News for two track minds

Just a reminder that today is supposed to be the day that WSMB 1350 AM in New Orleans makes that radical shift to Air America programming.

I haven't been able to confirm yet, but this is the anticipated schedule:

5-8am Morning Sedition Mark Riley and Marc Maron, Live
8-11am Jerry Springer, Live
11am-2pm O'Franken Factor, Al Franken and Katherine Lanpher, Live
2pm-4pm Ed Schultz, Live
4pm-7pm Tom Fitzmorris, Live, Local
7pm-9pm Randi Rhodes
9pm-midnight Mike Malloy, Live
midnight-3am Majority Report, Janeane Garafalo and Sam Seder
3am-5am Mike Malloy

It's going to be important to encourage WSMB to stick with the format. They're sure to get angry calls from the right, so be sure to let them hear your support.

I wish that talk radio didn't have to be split into two angry camps. I wish there could be open dialog on issues of importance. But as long as people like Sean Hannity and Rush Limbaugh think it's okay to spit their venemous anger over the airwaves, and to poison citizens' minds with spin and lies, I'm glad that at least now there's an alternative.

Jon Stewart talked about this division into two camps recently on NPR's Fresh Air, saying that, no, it's not enough for broadcasters to present two differing perspectives on an issue. This assumes that there are only two approaches to a problem. He wishes there were a spectrum of ideas presented over the airwaves.

I support that sentiment, and again call attention to a bill that would restore the Fairness Doctrine, but that bill will go nowhere if it doesn't get public support. We need to ramp up attention on this vital issue, in the same way that public outcry forced FCC Chairman Michael Powell to back off from loosening restrictions on media ownership in 2003.

Finally, in War Talk, Arundhati Roy explained why ideas are so circumscribed by media:
Public opinion in "free market" democracies is manufactured just like any other mass market product - soap, switches, or sliced bread. We know that while, legally and constitutionally, speech may be free, the space in which that freedom can be exercised has been snatched from us and auctioned to the highest bidders. Neoliberal capitalism isn't just about the accumulation of capital (for some). It's also about the accumulation of power (for some), the accumulation of freedom (for some). Conversely, for the rest of the world, the people who are excluded from neoliberalism's governing body, it's about the erosion of capital, the erosion of power, the erosion of freedom. In the "free" market, free speech has become a commodity like everything else - justice, human rights, drinking water, clean air. It's available only to those who can afford it. And naturally, those who can afford it use free speech to manufacture the kind of product, confect the kind of public opinion, that best suits their purpose. (News they can use.) ...

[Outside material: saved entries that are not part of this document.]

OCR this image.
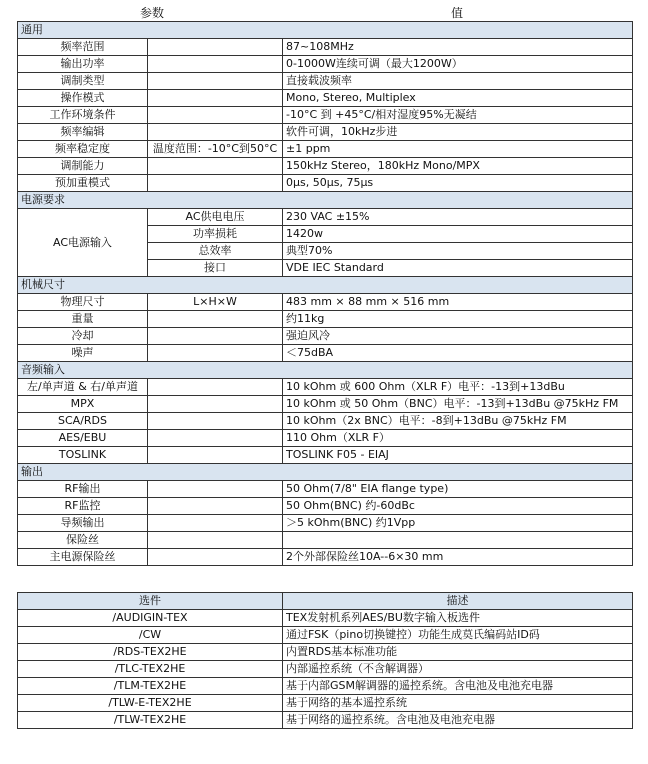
参数	值
通用		
频率范围		87~108MHz
输出功率		0-1000W连续可调（最大1200W）
调制类型		直接载波频率
操作模式		Mono, Stereo, Multiplex
工作环境条件		-10°C 到 +45°C/相对湿度95%无凝结
频率编辑		软件可调，10kHz步进
频率稳定度	温度范围：-10°C到50°C	±1 ppm
调制能力		150kHz Stereo，180kHz Mono/MPX
预加重模式		0μs, 50μs, 75μs
电源要求		
AC电源输入	AC供电电压	230 VAC ±15%
	功率损耗	1420w
	总效率	典型70%
	接口	VDE IEC Standard
机械尺寸		
物理尺寸	L×H×W	483 mm × 88 mm × 516 mm
重量		约11kg
冷却		强迫风冷
噪声		＜75dBA
音频输入		
左/单声道 & 右/单声道		10 kOhm 或 600 Ohm（XLR F）电平：-13到+13dBu
MPX		10 kOhm 或 50 Ohm（BNC）电平：-13到+13dBu @75kHz FM
SCA/RDS		10 kOhm（2x BNC）电平：-8到+13dBu @75kHz FM
AES/EBU		110 Ohm（XLR F）
TOSLINK		TOSLINK F05 - EIAJ
输出		
RF输出		50 Ohm(7/8" EIA flange type)
RF监控		50 Ohm(BNC) 约-60dBc
导频输出		＞5 kOhm(BNC) 约1Vpp
保险丝		
主电源保险丝		2个外部保险丝10A--6×30 mm
选件	描述
/AUDIGIN-TEX	TEX发射机系列AES/BU数字输入板选件
/CW	通过FSK（pino切换键控）功能生成莫氏编码站ID码
/RDS-TEX2HE	内置RDS基本标准功能
/TLC-TEX2HE	内部遥控系统（不含解调器）
/TLM-TEX2HE	基于内部GSM解调器的遥控系统。含电池及电池充电器
/TLW-E-TEX2HE	基于网络的基本遥控系统
/TLW-TEX2HE	基于网络的遥控系统。含电池及电池充电器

[In] the United States in particular - media barons, powerful corporate lobbies, and government officials are imbricated in a more elaborate but less obvious manner. (George Bush, Jr.'s connections to the oil lobby, to the arms industry, and to Enron, and Enron's infiltration of U.S. government institutions and the mass media - all this is public knowledge now.) ...

After the September 11, 2001, terrorist strikes in New York and Washington, the mainstream media's blatant performance as the U.S. government's mouthpiece, its display of vengeful patriotism, its willingness to publish Pentagon press handouts as news, and its explicit censorship of dissenting opinion became the butt of some pretty black humor in the rest of the world. ...

There is, however, a brighter side to the amount of energy and money that the establishment pours into the business of "managing" public opinion. It suggests a very real fear of public opinion. It suggests a persistent and valid worry that if people were to discover (and fully comprehend) the real nature of the things that are done in their name, they might act upon that knowledge. Powerful people know that ordinary people are not always reflexively ruthless and selfish. (When ordinary people weigh costs and benefits, something like an uneasy conscience could easily tip the scales.) For this reason, they must be guarded against reality, reared in a controlled climate, in an altered reality, like broiler chickens or pigs in a pen.

Those of us who have managed to escape this fate and are scratching about in the backyard, no longer believe everything we read in the papers and watch on TV. We put our ears to the ground and look for other ways of making sense of the world. We search for the untold story, the mentioned-in-passing military coup, the unreported genocide, the civil war in an African country written up in a one-column-inch story next to a full-page advertisement for lace underwear.